Trekker verbruikt meer
Anco van der Bos uit Holwerd (Fr.) poot aardappelen op een perceel dat al zes jaar niet is geploegd. De voorvrucht was zomergerst met gras als ondervrucht. Al jaren zaait hij zijn groenbemester tegelijkertijd met de brouwgerst in. Normaliter ploegt hij het onder. Op het NKG-deel van het perceel valt het niet mee om hem goed onder te werken. Van der Bos gebruikt een Multivator die af en toe volloopt. En de trekker verbruikt meer, merkt de akkerbouwer. Iets wat hem tegenstaat. Daarbij komt nog dat de grond toch nog iets te nat is. Op het gedeelte waar hij de groenbemester heeft ondergeploegd (rechts) valt de grond fijner en is het droger. Dat neemt niet weg dat hij meer over NKG wil leren. “Ik merk nu wel dat de niet-geploegde percelen beter vocht doorlaten dan geploegd land."
Woensdag 15 mei 2019
Supermachientje
De biologische teler Pyt Sipma uit Engwierum (Fr.) kocht tien jaar geleden een oude rotorkopeg, sloopte alle onderdelen eraf en monteerde een volveldssnijmes.
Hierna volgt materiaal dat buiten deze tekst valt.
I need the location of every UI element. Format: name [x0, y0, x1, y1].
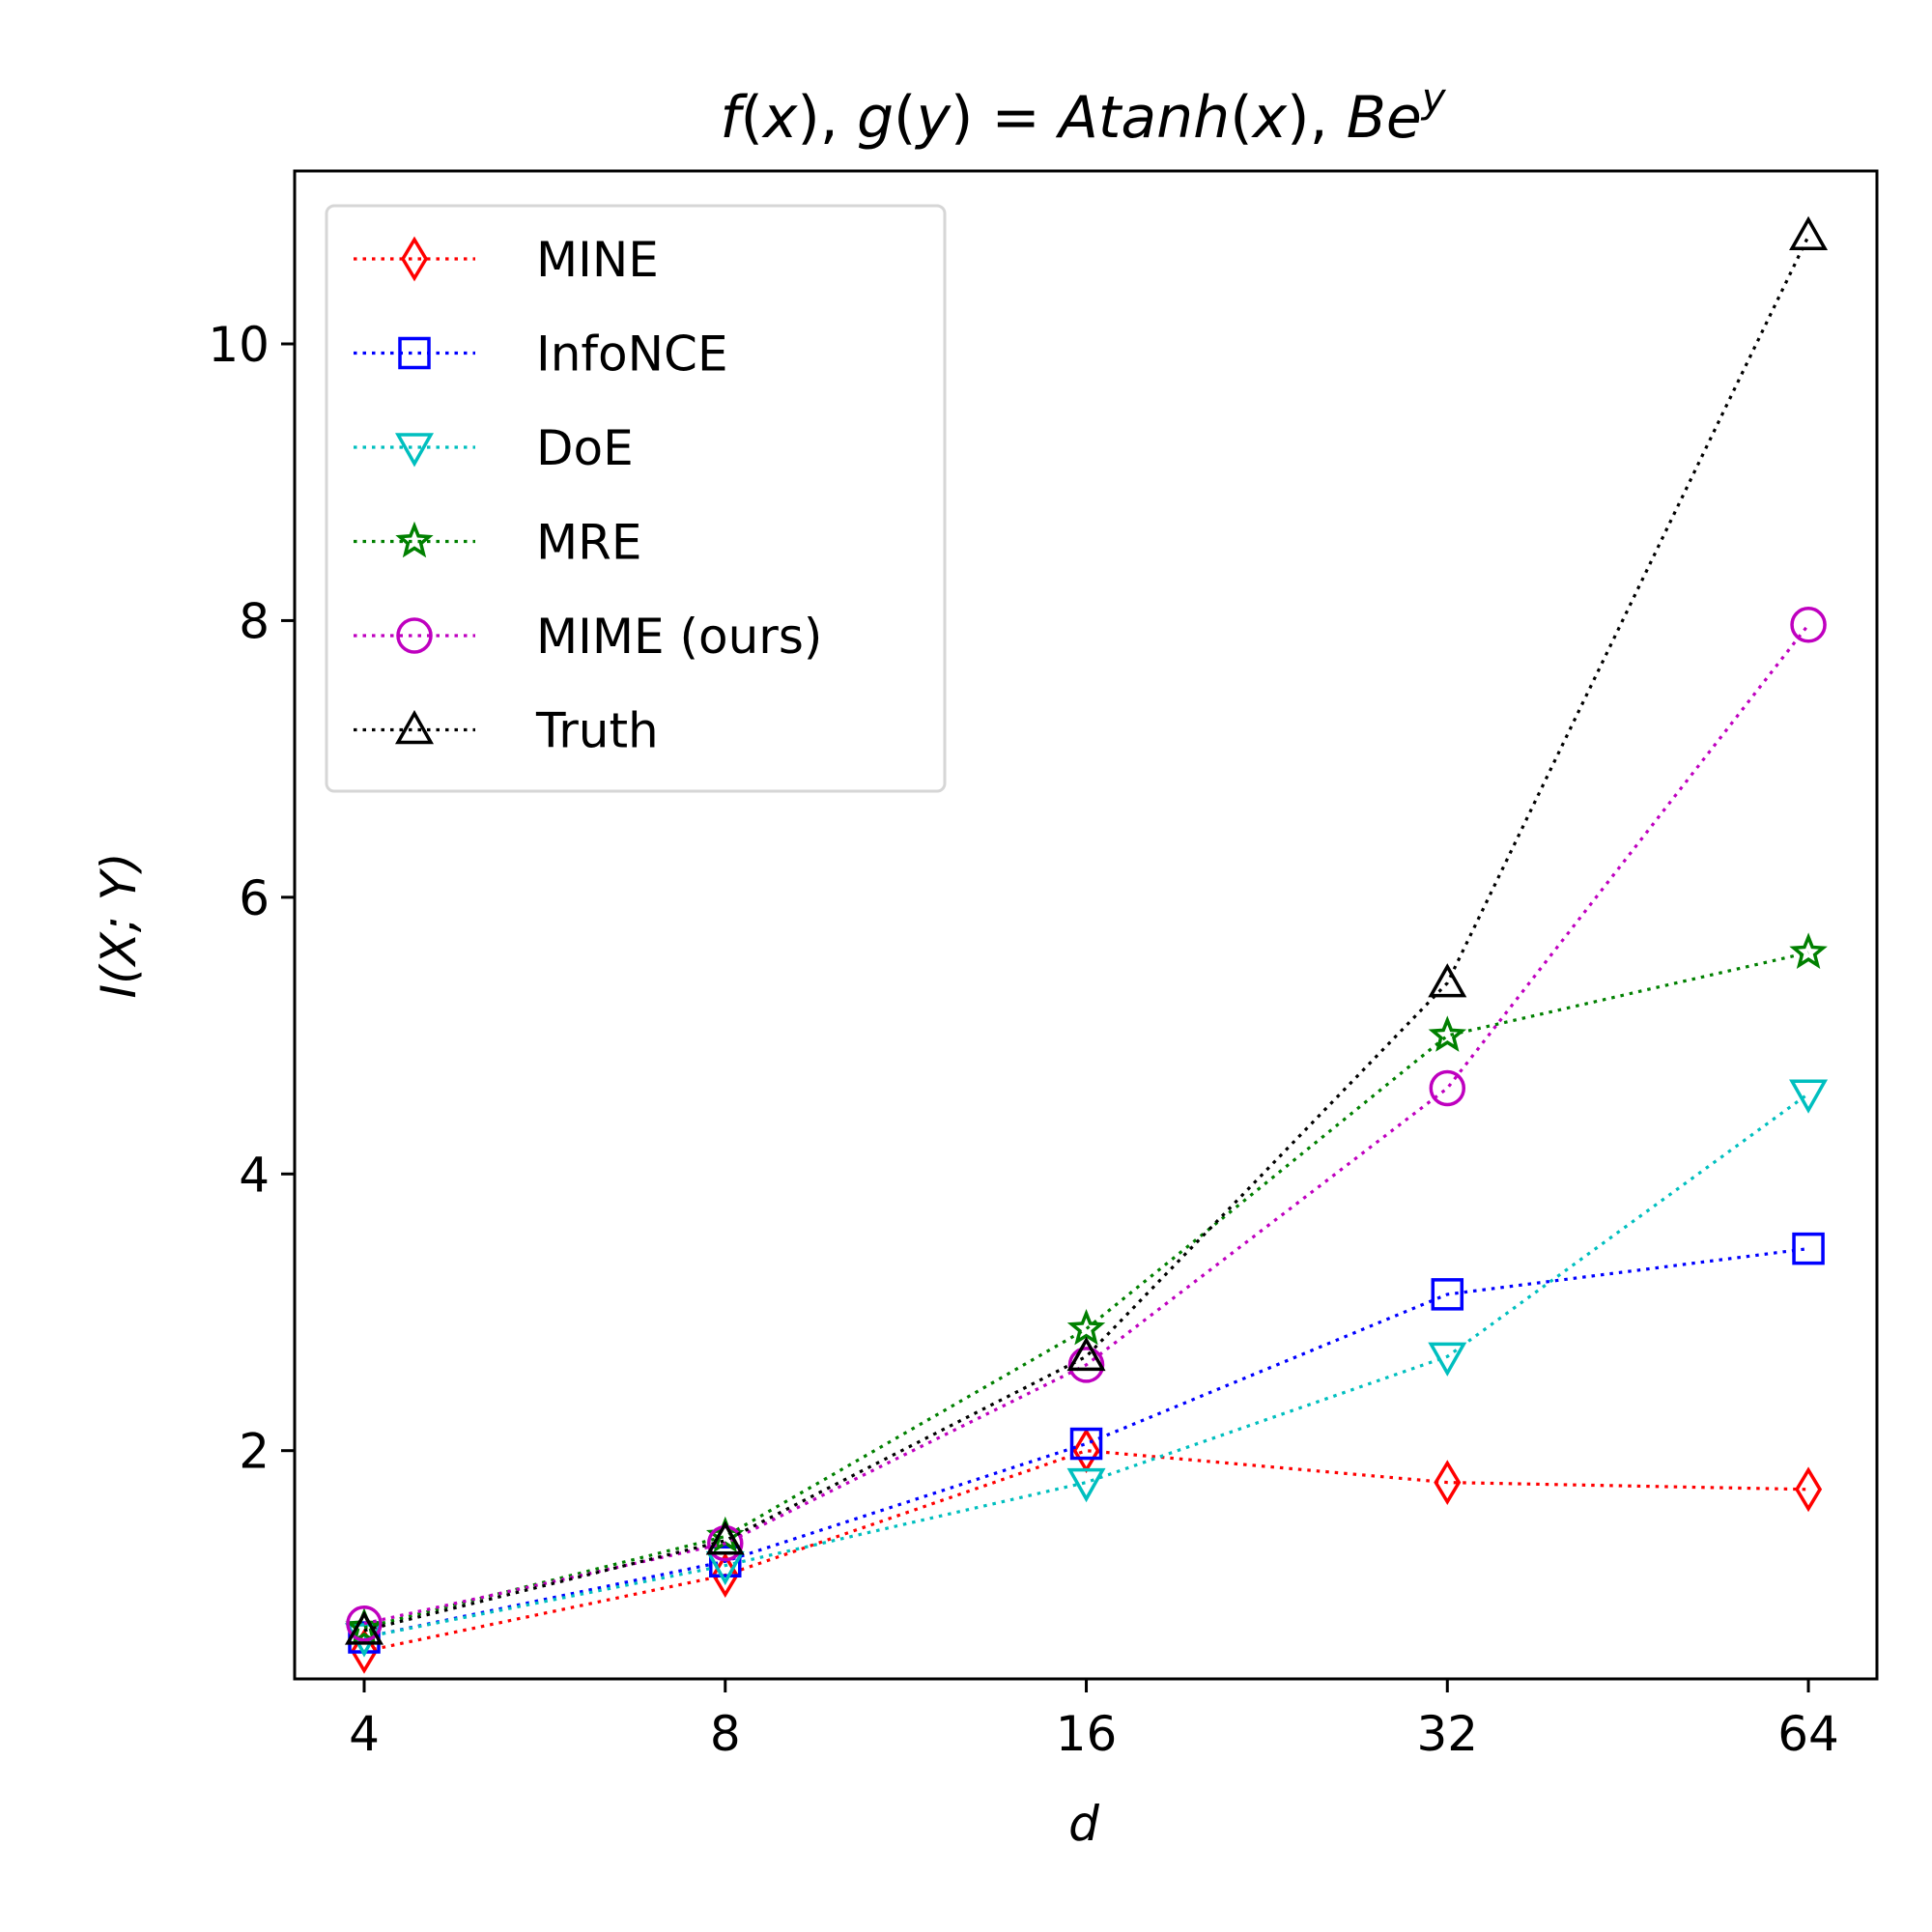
x-tick-label: 16 [1056, 1706, 1118, 1762]
title-part: x [1251, 84, 1288, 152]
data-point [1066, 1308, 1106, 1346]
title-part: ( [1230, 84, 1252, 152]
legend-label: MINE [536, 232, 659, 288]
series-line [363, 951, 1809, 1630]
data-point [345, 1607, 384, 1644]
legend-marker [398, 336, 431, 370]
legend-label: MRE [536, 515, 641, 571]
title-part: ), [1287, 84, 1347, 152]
y-tick-label: 8 [239, 593, 270, 649]
legend-box [325, 204, 947, 793]
legend-entry: DoE [354, 420, 634, 476]
legend-marker [396, 617, 433, 654]
legend-marker [400, 236, 429, 282]
title-part: g [857, 84, 894, 152]
chart-title: f(x), g(y) = Atanh(x), Bey [720, 74, 1446, 152]
title-part: ) = [951, 84, 1059, 152]
x-axis-label: d [1068, 1796, 1099, 1852]
data-point [1429, 1069, 1466, 1107]
data-point [1066, 1467, 1106, 1503]
legend-entry: MIME (ours) [354, 609, 822, 665]
data-point [1066, 1336, 1106, 1372]
data-point [346, 1605, 383, 1642]
title-part: x [761, 84, 798, 152]
x-axis: 4 8 16 32 64 [349, 1679, 1839, 1762]
data-point [1795, 1466, 1823, 1513]
data-point [1434, 1460, 1462, 1506]
plot-area [345, 215, 1829, 1674]
series-mime-ours [346, 606, 1827, 1642]
title-superscript: y [1420, 74, 1447, 122]
data-point [350, 1628, 379, 1674]
y-axis-label: I(X; Y) [91, 852, 147, 998]
y-tick-label: 2 [239, 1424, 270, 1480]
data-point [1789, 1079, 1829, 1114]
data-point [1790, 606, 1827, 643]
x-tick-label: 64 [1777, 1706, 1839, 1762]
title-part: y [914, 84, 952, 152]
data-point [1428, 1015, 1467, 1052]
data-point [345, 1610, 384, 1645]
x-tick-label: 8 [710, 1706, 741, 1762]
legend-label: InfoNCE [536, 327, 728, 383]
legend-marker [395, 521, 434, 558]
series-line [363, 623, 1810, 1626]
data-point [1428, 963, 1467, 998]
title-part: ( [894, 84, 916, 152]
x-tick-label: 32 [1416, 1706, 1478, 1762]
legend-entry: InfoNCE [354, 327, 728, 383]
legend-label: Truth [535, 703, 659, 759]
series-line [363, 235, 1810, 1633]
y-tick-label: 4 [239, 1147, 270, 1203]
legend-entry: MRE [354, 515, 641, 571]
legend-entry: Truth [354, 703, 659, 759]
y-tick-label: 6 [239, 870, 270, 926]
title-part: Be [1347, 84, 1422, 152]
series-truth [345, 215, 1829, 1645]
legend-label: MIME (ours) [536, 609, 822, 665]
y-axis: 2 4 6 8 10 [208, 317, 295, 1480]
legend-marker [394, 433, 435, 468]
data-point [705, 1520, 745, 1555]
data-point [1428, 1342, 1467, 1377]
data-point [1431, 1278, 1464, 1311]
data-point [1789, 932, 1828, 969]
legend-label: DoE [536, 420, 634, 476]
legend-entry: MINE [354, 232, 659, 288]
y-tick-label: 10 [208, 317, 270, 373]
data-point [709, 1545, 742, 1578]
title-part: ( [740, 84, 762, 152]
data-point [1069, 1427, 1103, 1461]
x-tick-label: 4 [349, 1706, 380, 1762]
title-part: Atanh [1055, 84, 1230, 152]
data-point [1792, 1232, 1825, 1265]
legend-marker [394, 709, 435, 745]
title-part: ), [797, 84, 857, 152]
data-point [1067, 1347, 1105, 1383]
data-point [1789, 215, 1829, 251]
legend: MINE InfoNCE DoE MRE MIME (ours) Truth [325, 204, 947, 793]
De lichte machine kostte nog geen 1.000 euro en hangt nu zo goed als altijd in de fronthef van de trekker bij het klaarleggen van het land. Een rotorkopeg hangt achter de trekker. Het mes snijdt het onkruid af, waardoor de rotorkopeg iets minder werk heeft. “Een supermachientje”, meent de akkerbouwer. Hij gebruikte hem dit jaar ook bij het klaarleggen van het pompoenenland. Dat was van tevoren met de Rumptstad-ecoploeg geploegd en al eerder grof klaargelegd. Op NKG-percelen is de machine minder goed te gebruiken. Het werktuig is zo licht en de grond zo hard dat de machine de grond niet in wil. “Als ik een hydraulische topstang gebruik, lukt dat misschien wel.”